バイ・アンド・ホールド

投資戦略
よみ:ばいあんどほーるど
監修:所得向上委員会 編集部(編集責任者:加藤 寛
🗂 投資戦略・リスクを管理する ★★ 標準

「バイ・アンド・ホールド」とは

買った資産を短期の値動きで売買せず、長期にわたって保有し続ける投資の方針です。売買のタイミングを当てにいかないことを積極的に選ぶ考え方です。

📌 投資判断のポイント

短期の値動きを理由に売買せず長期保有を続ける方針。売買コストと課税を避け、限られた上昇日を取り逃がさない狙いがあるが、配分のリバランスや前提が崩れたときの見直しは別に行う。

詳しい仕組み・意味

前提には2つの認識があります。ひとつは、相場の短期的な方向を継続して当てるのは難しいという経験則です。もうひとつは、売買のたびに手数料と税金という確実なコストが発生することです。保有を続ければこのコストを避けられます。

もうひとつの理由は、上昇の多くが限られた日数に集中しやすいことです。下落を避けようとして市場から離れると、直後の反発局面を取り逃がす可能性があります。保有し続ける方針は、この取り逃がしを避ける狙いも持ちます。

具体例・注意点

「何もしない」と混同しないことが大切です。この方針でも、資産配分が目標から大きくずれたときのリバランスは行います。売らないのは短期の値動きを理由とする売買であって、配分の管理は別の作業です。
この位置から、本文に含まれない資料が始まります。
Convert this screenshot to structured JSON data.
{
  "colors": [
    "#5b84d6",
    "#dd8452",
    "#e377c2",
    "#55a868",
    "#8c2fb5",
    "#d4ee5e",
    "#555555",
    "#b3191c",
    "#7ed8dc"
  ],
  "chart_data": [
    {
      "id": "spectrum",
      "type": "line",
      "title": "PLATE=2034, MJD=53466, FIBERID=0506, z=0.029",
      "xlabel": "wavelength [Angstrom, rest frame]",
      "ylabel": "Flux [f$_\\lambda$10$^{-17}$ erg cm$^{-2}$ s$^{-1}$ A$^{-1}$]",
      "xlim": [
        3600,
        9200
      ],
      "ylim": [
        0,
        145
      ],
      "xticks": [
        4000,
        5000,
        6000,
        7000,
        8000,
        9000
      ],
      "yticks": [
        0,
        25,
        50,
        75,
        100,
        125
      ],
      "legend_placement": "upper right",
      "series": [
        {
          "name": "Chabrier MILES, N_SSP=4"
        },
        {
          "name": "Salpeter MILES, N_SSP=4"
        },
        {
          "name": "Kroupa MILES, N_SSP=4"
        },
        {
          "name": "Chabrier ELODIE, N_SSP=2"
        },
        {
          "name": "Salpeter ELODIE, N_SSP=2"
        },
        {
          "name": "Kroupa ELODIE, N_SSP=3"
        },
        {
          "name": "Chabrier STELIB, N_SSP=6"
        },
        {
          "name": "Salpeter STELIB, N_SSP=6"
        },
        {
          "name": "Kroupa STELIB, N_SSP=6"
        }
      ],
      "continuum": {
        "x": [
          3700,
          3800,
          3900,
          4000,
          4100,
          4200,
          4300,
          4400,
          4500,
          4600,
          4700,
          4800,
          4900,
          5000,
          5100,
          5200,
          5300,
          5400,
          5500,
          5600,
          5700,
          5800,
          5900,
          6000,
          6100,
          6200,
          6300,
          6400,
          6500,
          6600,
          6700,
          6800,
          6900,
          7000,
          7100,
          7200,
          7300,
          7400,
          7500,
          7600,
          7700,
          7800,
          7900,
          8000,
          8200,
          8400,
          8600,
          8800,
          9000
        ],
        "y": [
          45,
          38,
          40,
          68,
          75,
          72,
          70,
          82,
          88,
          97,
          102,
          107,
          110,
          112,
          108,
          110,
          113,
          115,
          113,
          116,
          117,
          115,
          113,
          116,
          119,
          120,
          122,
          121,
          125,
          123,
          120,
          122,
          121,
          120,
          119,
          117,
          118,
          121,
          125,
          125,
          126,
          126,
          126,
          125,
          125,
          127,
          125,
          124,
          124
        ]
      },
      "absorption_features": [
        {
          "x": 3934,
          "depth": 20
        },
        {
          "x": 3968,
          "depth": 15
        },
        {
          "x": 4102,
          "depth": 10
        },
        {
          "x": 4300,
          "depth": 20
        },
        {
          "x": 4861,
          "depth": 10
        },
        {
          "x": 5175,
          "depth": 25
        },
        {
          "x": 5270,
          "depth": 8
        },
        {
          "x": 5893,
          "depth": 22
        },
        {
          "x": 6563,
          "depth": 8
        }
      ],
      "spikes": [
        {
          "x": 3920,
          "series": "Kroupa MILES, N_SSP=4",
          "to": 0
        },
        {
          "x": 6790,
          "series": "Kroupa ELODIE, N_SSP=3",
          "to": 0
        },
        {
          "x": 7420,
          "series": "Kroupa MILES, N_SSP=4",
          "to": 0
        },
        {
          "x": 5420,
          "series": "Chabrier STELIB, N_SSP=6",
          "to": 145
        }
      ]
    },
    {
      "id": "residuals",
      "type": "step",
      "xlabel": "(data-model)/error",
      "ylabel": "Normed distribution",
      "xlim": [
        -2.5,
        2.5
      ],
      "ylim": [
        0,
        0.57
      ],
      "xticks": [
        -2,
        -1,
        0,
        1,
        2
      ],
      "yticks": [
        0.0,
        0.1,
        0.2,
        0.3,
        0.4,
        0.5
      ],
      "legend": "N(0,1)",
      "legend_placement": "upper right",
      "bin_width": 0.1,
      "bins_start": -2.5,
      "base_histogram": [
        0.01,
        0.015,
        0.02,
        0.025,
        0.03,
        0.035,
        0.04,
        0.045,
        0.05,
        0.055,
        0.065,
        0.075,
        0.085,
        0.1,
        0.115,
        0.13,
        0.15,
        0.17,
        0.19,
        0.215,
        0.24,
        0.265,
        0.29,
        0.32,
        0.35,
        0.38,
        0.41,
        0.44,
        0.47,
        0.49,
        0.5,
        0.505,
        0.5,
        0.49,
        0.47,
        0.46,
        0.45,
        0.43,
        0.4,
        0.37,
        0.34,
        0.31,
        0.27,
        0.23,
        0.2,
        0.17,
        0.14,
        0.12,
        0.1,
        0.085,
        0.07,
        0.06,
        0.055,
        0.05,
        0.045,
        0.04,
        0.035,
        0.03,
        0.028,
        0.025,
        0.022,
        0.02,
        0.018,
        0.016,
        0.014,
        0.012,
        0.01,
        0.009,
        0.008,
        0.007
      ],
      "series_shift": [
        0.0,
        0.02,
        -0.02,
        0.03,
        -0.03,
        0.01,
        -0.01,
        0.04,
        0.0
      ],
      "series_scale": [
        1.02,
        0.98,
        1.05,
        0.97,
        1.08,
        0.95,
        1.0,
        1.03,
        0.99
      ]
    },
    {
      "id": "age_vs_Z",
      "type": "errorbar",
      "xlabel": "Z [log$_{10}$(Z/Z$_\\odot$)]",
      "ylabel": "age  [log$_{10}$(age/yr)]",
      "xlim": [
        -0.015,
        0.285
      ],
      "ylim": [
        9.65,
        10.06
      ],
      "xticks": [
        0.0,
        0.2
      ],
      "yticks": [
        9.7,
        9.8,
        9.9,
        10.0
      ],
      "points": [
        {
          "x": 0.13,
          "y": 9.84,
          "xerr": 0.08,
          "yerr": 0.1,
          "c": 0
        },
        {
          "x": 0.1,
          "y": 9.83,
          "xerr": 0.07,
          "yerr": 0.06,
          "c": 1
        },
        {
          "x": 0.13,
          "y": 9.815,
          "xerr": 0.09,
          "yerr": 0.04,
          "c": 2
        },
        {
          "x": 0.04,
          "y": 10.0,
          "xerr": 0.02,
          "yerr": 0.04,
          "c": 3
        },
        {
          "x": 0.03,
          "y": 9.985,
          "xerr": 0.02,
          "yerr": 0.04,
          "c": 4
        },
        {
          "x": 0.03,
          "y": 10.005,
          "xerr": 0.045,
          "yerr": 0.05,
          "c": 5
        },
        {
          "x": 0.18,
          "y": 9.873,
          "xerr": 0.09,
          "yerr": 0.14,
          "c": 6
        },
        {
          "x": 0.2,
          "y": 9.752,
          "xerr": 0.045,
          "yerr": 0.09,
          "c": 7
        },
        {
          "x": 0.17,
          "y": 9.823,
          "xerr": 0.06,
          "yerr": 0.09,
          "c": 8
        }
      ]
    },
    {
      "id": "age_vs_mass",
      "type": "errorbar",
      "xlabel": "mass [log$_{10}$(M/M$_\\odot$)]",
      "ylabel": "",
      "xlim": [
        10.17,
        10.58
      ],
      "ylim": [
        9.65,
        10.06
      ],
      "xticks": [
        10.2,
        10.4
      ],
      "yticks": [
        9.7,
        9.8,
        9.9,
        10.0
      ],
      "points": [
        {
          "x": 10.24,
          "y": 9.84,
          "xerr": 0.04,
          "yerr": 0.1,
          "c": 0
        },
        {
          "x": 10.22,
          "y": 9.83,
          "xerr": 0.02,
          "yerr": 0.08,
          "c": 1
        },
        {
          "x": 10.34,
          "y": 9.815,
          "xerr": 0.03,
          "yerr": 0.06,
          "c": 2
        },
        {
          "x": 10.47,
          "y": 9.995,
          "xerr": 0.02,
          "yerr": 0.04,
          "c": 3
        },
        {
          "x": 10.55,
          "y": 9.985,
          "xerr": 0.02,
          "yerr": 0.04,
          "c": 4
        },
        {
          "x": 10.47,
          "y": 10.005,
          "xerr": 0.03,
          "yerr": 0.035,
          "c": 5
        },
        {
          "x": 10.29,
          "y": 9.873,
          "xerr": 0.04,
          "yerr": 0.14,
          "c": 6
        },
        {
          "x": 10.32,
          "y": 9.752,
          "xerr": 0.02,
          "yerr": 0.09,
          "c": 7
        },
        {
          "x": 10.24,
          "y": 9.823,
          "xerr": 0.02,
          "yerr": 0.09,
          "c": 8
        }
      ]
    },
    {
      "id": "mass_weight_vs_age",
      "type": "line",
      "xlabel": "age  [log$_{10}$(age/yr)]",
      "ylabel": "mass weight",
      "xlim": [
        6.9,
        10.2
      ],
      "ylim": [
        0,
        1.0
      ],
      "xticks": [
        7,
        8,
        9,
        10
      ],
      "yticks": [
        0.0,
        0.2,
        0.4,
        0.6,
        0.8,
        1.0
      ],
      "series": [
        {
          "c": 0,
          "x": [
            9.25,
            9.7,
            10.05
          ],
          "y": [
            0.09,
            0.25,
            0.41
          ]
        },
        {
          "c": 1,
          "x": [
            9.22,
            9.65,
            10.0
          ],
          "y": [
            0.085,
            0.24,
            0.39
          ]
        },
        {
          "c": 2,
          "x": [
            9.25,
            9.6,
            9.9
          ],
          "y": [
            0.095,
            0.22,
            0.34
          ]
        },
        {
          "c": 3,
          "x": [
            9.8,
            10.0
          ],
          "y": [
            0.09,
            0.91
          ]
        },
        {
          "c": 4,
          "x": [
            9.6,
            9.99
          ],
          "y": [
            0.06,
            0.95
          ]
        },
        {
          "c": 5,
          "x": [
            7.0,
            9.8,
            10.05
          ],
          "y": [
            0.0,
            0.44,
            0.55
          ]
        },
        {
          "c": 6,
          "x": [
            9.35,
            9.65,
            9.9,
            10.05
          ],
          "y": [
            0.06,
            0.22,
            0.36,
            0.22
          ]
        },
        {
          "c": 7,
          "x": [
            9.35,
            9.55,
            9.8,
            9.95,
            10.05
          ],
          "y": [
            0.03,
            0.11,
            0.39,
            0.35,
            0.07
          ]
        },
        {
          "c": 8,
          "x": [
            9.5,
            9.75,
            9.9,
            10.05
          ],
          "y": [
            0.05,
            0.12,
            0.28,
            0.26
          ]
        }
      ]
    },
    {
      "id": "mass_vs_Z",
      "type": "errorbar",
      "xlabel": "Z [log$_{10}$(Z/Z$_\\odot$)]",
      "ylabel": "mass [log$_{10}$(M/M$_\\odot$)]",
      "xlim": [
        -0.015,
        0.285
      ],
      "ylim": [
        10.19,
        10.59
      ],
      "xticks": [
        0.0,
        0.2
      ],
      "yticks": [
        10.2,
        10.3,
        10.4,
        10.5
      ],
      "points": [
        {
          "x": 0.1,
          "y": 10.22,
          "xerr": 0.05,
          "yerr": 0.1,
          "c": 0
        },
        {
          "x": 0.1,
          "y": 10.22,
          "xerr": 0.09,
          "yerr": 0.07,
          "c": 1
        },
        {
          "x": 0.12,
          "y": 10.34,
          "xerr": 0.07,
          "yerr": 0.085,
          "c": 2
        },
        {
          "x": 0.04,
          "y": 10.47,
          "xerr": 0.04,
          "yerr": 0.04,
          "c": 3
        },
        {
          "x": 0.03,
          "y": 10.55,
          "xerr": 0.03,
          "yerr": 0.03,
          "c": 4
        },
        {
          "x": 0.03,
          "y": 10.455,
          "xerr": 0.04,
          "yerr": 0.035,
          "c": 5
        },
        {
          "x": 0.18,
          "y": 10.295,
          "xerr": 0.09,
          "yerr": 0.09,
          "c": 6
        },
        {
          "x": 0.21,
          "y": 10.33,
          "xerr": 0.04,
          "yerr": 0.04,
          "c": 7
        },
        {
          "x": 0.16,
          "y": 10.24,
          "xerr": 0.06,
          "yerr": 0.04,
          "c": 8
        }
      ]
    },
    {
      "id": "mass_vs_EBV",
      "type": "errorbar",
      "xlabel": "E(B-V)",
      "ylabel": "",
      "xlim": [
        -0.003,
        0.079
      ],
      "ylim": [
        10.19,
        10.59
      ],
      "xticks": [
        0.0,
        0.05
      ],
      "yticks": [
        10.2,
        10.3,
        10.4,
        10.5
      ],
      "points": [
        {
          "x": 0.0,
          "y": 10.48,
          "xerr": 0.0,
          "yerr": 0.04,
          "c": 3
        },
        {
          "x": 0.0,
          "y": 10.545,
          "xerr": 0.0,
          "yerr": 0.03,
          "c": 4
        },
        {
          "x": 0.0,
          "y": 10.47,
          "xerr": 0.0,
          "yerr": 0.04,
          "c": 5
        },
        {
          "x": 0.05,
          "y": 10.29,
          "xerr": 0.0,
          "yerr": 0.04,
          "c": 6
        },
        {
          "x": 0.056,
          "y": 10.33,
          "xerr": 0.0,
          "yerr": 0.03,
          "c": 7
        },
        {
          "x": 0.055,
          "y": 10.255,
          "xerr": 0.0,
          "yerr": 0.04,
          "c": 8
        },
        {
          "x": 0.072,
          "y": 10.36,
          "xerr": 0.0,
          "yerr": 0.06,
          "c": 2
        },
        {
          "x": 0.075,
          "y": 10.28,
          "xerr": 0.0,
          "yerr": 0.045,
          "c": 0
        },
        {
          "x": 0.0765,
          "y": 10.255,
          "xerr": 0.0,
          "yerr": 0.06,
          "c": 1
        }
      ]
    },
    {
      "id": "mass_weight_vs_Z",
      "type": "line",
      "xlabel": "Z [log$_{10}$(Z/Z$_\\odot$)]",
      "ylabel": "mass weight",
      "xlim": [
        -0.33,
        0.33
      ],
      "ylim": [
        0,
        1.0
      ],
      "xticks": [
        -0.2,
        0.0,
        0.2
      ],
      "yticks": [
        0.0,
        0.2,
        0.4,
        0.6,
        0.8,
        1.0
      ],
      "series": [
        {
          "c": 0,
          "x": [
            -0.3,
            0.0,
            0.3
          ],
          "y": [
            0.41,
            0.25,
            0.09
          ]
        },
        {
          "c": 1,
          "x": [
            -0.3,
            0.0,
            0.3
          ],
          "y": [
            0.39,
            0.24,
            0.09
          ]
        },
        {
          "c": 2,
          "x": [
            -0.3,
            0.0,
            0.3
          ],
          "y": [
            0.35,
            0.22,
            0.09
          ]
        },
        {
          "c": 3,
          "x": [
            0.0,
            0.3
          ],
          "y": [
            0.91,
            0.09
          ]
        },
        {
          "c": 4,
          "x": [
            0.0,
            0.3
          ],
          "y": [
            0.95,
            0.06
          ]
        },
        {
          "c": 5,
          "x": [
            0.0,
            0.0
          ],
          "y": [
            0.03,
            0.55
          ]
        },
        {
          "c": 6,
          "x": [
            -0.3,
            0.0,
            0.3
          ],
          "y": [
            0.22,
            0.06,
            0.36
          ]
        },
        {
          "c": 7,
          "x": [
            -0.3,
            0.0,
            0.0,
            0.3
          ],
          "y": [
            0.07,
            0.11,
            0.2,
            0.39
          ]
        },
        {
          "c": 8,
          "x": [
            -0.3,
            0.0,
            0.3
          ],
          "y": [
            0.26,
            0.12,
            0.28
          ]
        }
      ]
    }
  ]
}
また、保有し続けること自体が目的ではありません。投資した理由が崩れた場合や、必要な資金の時期が近づいた場合は見直しが必要です。個別銘柄では企業が衰退する可能性があるため、この方針は分散された指数への投資と組み合わせるほうが機能しやすくなります。値下がり局面で保有を続けられるかは、あらかじめリスク許容度に見合った配分にしてあるかで決まります。